In 2018, a historic compromise was reached with Athens so that the country would add the word "North" to its name. The deal was praised by the West, prompting promises of imminent NATO membership and the quick opening of EU accession talks.
By 2019, when the term "North Macedonia" was formally introduced in the constitution, former PM Gruevski had fled to Hungary, an amnesty had been issued to dozens of those involved in the mob attack on parliament, and the Special Prosecution office, set up to handle crime and corruption stemming from the wiretaps, had became increasingly politicized. High-profile trials dragged on while convicted officials, such as former police minister Gordana Jankulovska, were given delayed sentences, casting doubt on the promise of unselective justice.
However, two big victories seemed in the bag: NATO kept its promise to launch procedures to complete North Macedonia's entry as the Alliance's 30th member. The other - a far more important process for most people at home - was the opening of EU accession talks.

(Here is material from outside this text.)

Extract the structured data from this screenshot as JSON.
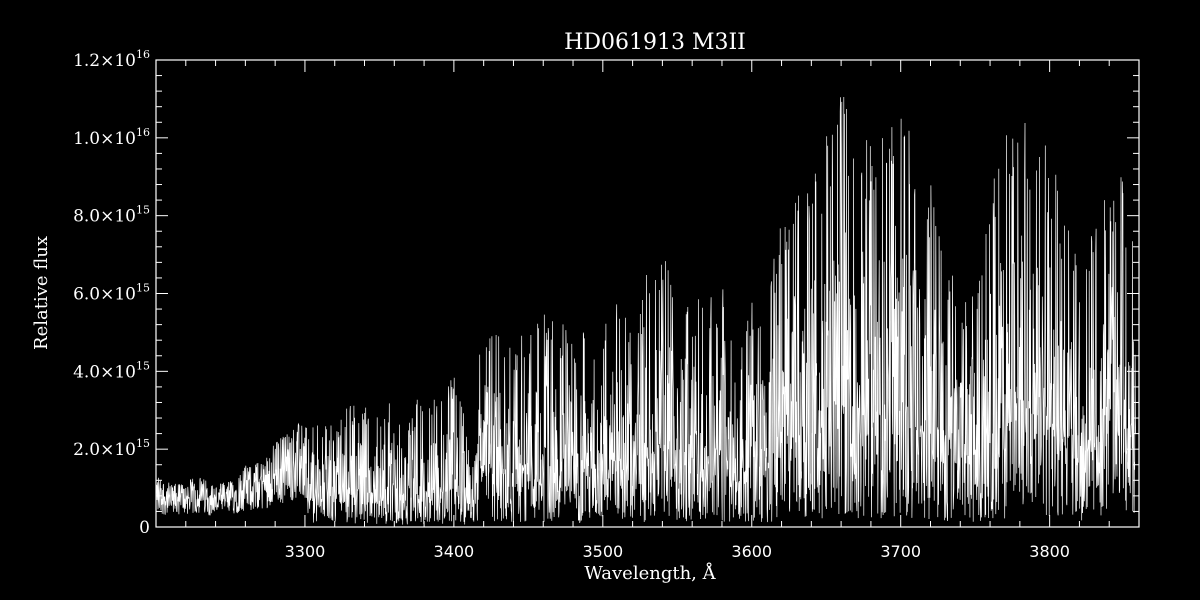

With Greek objections now out of the way and pledges from top European officials, it seemed a done deal that Brussels would set a date for the start of talks.
While North Macedonian officials did not refrain from speculating about early dates for such talks, EU reality dictated a different course. On the preference of some of its member states, North Macedonia's case was now tied to that of Albania. The weaknesses of one state thereby harmed the cases for both of them, regardless of the strengths of one.